BENTONVILLE, Ark. — Wal-Mart has opened an internal investigation to determine whether its overseas operations have complied with U.S. federal law as it pertains to permitting, licensing and inspections.

The Bentonville, Ark., retailer offered few details about the investigation in a quarterly report filed Thursday with the Securities and Exchange Commission.

The company said that it opened the investigation after reviewing policies, procedures and internal controls tied to its global anti-corruption program. It said that it is taking “appropriate remedial measures.”

“We are taking a deep look at our policies and procedures in every country in which we operate,” said Wal-Mart spokesman Dave Tovar in an email. “As a result of information obtained during that review and from other sources, we have begun an internal investigation related to compliance with the” Foreign Corrupt Practice Act.

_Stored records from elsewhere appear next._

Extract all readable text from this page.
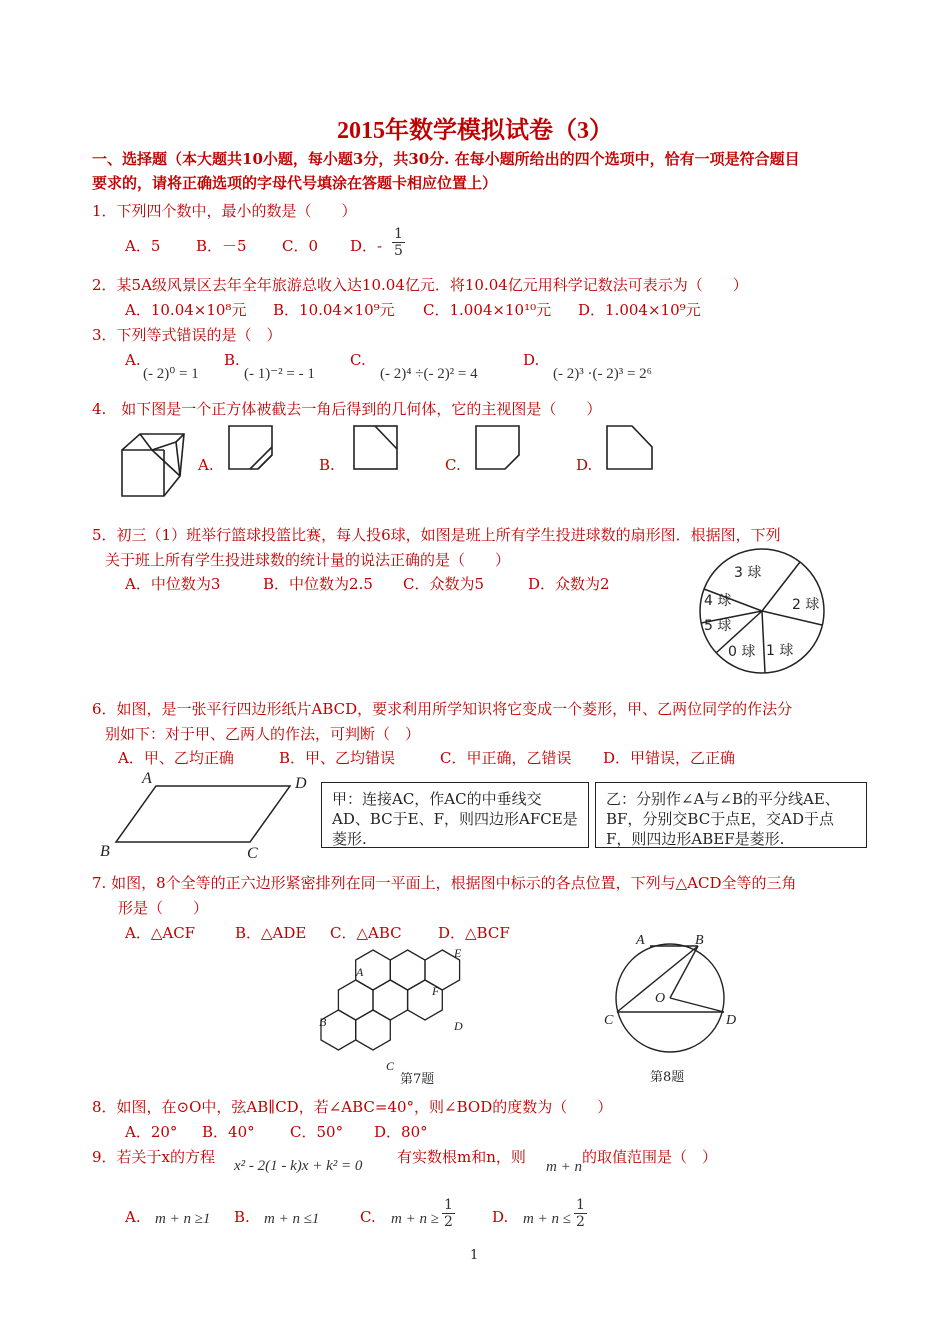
2015年数学模拟试卷（3）
一、选择题（本大题共10小题，每小题3分，共30分. 在每小题所给出的四个选项中，恰有一项是符合题目
要求的，请将正确选项的字母代号填涂在答题卡相应位置上）
1．下列四个数中，最小的数是（　　）
A．5 B．－5 C．0 D．- $\frac{1}{5}$
2．某5A级风景区去年全年旅游总收入达10.04亿元．将10.04亿元用科学记数法可表示为（　　）
A．10.04×10⁸元 B．10.04×10⁹元 C．1.004×10¹⁰元 D．1.004×10⁹元
3．下列等式错误的是（　）
A.
(- 2)⁰ = 1
B.
(- 1)⁻² = - 1
C.
(- 2)⁴ ÷(- 2)² = 4
D.
(- 2)³ ·(- 2)³ = 2⁶
4.　如下图是一个正方体被截去一角后得到的几何体，它的主视图是（　　）
A.	B.	C.	D.
5．初三（1）班举行篮球投篮比赛，每人投6球，如图是班上所有学生投进球数的扇形图．根据图，下列
关于班上所有学生投进球数的统计量的说法正确的是（　　）
A．中位数为3	B．中位数为2.5 C．众数为5	D．众数为2
3 球
2 球
4 球
5 球
0 球 1 球
6．如图，是一张平行四边形纸片ABCD，要求利用所学知识将它变成一个菱形，甲、乙两位同学的作法分
别如下：对于甲、乙两人的作法，可判断（　）
A．甲、乙均正确	B．甲、乙均错误	C．甲正确，乙错误 D．甲错误，乙正确
A	D
B	C
甲：连接AC，作AC的中垂线交AD、BC于E、F，则四边形AFCE是菱形.
乙：分别作∠A与∠B的平分线AE、BF，分别交BC于点E，交AD于点F，则四边形ABEF是菱形.
7. 如图，8个全等的正六边形紧密排列在同一平面上，根据图中标示的各点位置，下列与△ACD全等的三角
形是（　　）
A．△ACF	B．△ADE C．△ABC D．△BCF
A
B
C
D
E
F
第7题
A	B
O
C	D
第8题
8．如图，在⊙O中，弦AB∥CD，若∠ABC=40°，则∠BOD的度数为（　　）
A．20° B．40° C．50° D．80°
9．若关于x的方程 x² - 2(1 - k)x + k² = 0 有实数根m和n，则
m + n
的取值范围是（　）
A. m + n ≥1 B. m + n ≤1	C. $m + n \ge \frac{1}{2} D$. $m + n \le \frac{1}{2}$
1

All companies doing business overseas must comply with the U.S. Foreign Corrupt Practices Act, which broadly deals with bribery and accounting rules.

Wal-Mart Stores Inc. has hired outside lawyers and other advisers and has notified the U.S. Department of Justice and Securities and Exchange Commission.

“Our investigation is currently focused on discrete incidents in specific areas,” Tovar said. “We intend to keep federal authorities apprised of what we learn.”

The issue will not have a material impact on business, the company said. The world’s largest retailer — which operates in 28 countries, including China, Mexico and Japan — brought in $419 billion in revenue last year.

Company shares rose 40 cents to $58.38 in morning trading.